Karin Jampert: Was die Aus- und Weiterbildung von Fachkräften betrifft, ist unumstritten, dass es enormen Nachholbedarf gibt, und mittlerweile wurden bildungspolitische Initiativen (wie etwa die Weiterbildungsintitiative Frühpädagogische Fachkräfte - WiFF) gestartet, um die Qualifizierung von Erzieherinnen zu verbessern. Dies ist keine leichte Aufgabe. Denn Sprachentwicklung und Sprachförderung sind ein komplexes sprach- und entwicklungspsychologisches Thema, zu dem viele Erkenntnisse aus der Wissenschaft vorliegen, allerdings nicht in einer Fassung, die geeignet wäre für einen direkten Transfer an (angehende) Fachkräfte. Hier besteht dringender Handlungsbedarf.
BIBER: Wie können Erzieherinnen und Erzieher Sprachfördermaßnahmen im Kita-Alltag am besten umsetzen?
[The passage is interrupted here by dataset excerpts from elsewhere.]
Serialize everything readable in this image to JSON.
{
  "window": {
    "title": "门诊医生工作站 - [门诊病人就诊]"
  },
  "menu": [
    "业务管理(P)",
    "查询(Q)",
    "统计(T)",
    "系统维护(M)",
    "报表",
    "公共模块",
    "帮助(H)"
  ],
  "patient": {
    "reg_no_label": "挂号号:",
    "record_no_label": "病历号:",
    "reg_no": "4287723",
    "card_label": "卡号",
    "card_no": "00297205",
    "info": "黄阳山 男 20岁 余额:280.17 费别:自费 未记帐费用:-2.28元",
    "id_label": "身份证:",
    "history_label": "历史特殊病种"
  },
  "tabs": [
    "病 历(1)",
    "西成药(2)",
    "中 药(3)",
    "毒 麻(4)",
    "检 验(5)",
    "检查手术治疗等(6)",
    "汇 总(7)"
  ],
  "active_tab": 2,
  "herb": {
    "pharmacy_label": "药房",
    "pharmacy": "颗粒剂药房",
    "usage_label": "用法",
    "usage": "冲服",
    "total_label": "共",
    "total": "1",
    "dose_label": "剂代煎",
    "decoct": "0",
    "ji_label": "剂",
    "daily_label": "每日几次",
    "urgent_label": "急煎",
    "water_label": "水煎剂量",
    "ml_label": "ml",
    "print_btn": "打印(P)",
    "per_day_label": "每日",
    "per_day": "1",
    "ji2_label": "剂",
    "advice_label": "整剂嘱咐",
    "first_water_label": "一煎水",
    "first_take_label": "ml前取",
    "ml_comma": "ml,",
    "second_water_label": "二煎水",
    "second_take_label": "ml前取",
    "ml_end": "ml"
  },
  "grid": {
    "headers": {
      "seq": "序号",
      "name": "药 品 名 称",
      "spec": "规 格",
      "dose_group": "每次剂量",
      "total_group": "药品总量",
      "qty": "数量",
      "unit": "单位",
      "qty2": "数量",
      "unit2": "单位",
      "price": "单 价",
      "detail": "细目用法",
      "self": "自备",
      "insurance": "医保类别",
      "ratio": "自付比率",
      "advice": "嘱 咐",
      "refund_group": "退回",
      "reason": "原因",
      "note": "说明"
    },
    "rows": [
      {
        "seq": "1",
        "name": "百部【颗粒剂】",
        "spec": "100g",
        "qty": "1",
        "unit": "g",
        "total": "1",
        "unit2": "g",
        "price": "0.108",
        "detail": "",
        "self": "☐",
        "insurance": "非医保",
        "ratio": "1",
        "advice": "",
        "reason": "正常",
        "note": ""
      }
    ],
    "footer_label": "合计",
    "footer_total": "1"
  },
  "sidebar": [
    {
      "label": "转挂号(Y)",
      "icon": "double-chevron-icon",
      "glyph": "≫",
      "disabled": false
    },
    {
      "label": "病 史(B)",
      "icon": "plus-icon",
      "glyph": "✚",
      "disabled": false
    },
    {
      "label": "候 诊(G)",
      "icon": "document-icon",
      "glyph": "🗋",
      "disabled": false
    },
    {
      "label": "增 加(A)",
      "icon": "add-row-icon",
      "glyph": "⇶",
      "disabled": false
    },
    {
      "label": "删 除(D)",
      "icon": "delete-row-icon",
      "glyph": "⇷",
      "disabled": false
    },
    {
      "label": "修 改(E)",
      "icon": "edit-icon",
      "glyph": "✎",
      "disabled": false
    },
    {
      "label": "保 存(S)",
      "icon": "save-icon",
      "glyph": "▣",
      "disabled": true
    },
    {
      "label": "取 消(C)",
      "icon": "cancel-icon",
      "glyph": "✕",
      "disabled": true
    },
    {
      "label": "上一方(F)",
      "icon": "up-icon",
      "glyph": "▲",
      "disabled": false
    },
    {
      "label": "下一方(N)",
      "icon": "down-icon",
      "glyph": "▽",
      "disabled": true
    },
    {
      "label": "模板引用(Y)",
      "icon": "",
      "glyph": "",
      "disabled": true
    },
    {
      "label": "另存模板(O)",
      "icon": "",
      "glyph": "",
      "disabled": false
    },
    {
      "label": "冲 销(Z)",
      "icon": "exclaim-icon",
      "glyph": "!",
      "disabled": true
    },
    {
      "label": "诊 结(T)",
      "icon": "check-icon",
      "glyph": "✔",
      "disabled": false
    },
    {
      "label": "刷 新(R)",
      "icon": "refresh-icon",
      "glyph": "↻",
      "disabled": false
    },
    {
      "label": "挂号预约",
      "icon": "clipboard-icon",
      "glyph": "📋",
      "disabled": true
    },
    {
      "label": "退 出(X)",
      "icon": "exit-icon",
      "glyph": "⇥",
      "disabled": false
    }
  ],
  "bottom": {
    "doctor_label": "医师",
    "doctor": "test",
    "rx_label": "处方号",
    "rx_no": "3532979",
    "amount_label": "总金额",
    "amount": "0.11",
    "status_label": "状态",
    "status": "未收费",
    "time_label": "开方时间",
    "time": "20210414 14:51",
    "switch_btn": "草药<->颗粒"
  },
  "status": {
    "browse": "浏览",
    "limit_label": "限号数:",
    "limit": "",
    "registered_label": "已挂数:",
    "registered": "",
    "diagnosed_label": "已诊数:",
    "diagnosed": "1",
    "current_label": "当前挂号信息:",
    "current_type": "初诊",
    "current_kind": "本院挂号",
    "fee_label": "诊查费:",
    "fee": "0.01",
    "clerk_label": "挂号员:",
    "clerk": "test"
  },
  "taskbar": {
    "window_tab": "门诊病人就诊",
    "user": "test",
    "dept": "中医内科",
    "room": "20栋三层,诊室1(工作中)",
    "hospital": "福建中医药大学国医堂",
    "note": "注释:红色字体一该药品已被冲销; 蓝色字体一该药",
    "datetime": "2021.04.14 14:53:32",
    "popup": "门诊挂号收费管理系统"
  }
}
Karin Jampert: Diesbezüglich möchte ich noch einmal den Gedanken der Sprachförderung als Querschnittsaufgabe des Bildungsalltags aufgreifen, und zwar im Sinne einer Förderung, die sich am Stand der kindlichen Entwicklung orientiert. Es geht letztendlich um eine Antwort auf die Frage: Wie kann man Kinder in einer Entwicklung unterstützen und fördern, die sie ja eigentlich von sich aus vorantreiben? Aus meiner Sicht am besten dadurch, dass man ihren Motor des sprachlichen Fortschritts, also das, was Kinder unbewusst motiviert zur Aneignung von Sprache, berücksichtigt und unterstützt. Und dieser Motor des kindlichen Spracherwerbs besteht vor allem darin, dass Kinder in ihrem alltäglichen Handeln und entsprechend ihrem Entwicklungsstand Sprache als bedeutsam erleben können. Die Erweiterung sprachlicher Handlungsmöglichkeiten ist sinnvoll im Zusammenhang mit der Weiterentwicklung der kindlichen Persönlichkeit. Denn mit den kindlichen Entwicklungsschritten verändern sich die Aktivitäten und Themen, die für Kinder wichtig sind, und damit auch die dafür nötigen sprachlichen Anforderungen. Außerdem ist das Sprachverhalten eng verbunden mit der Entwicklung der kindlichen Identität, mit der Entstehung und Gestaltung von Freundschaften zwischen Kindern sowie mit dem Aufbau eines sprachlichen Erfahrungswissens und Gedächtnisses. Kurz gesagt: Sprachförderung gelingt am besten in einem anregenden Bildungsalltag, in dem Sprache wichtig wird für die geteilte Aufmerksamkeit im Dialog, für die Kooperation im spielerischen Handeln mit den Freunden sowie für die Partizipation und aktive Beteiligung am alltäglichen Geschehen.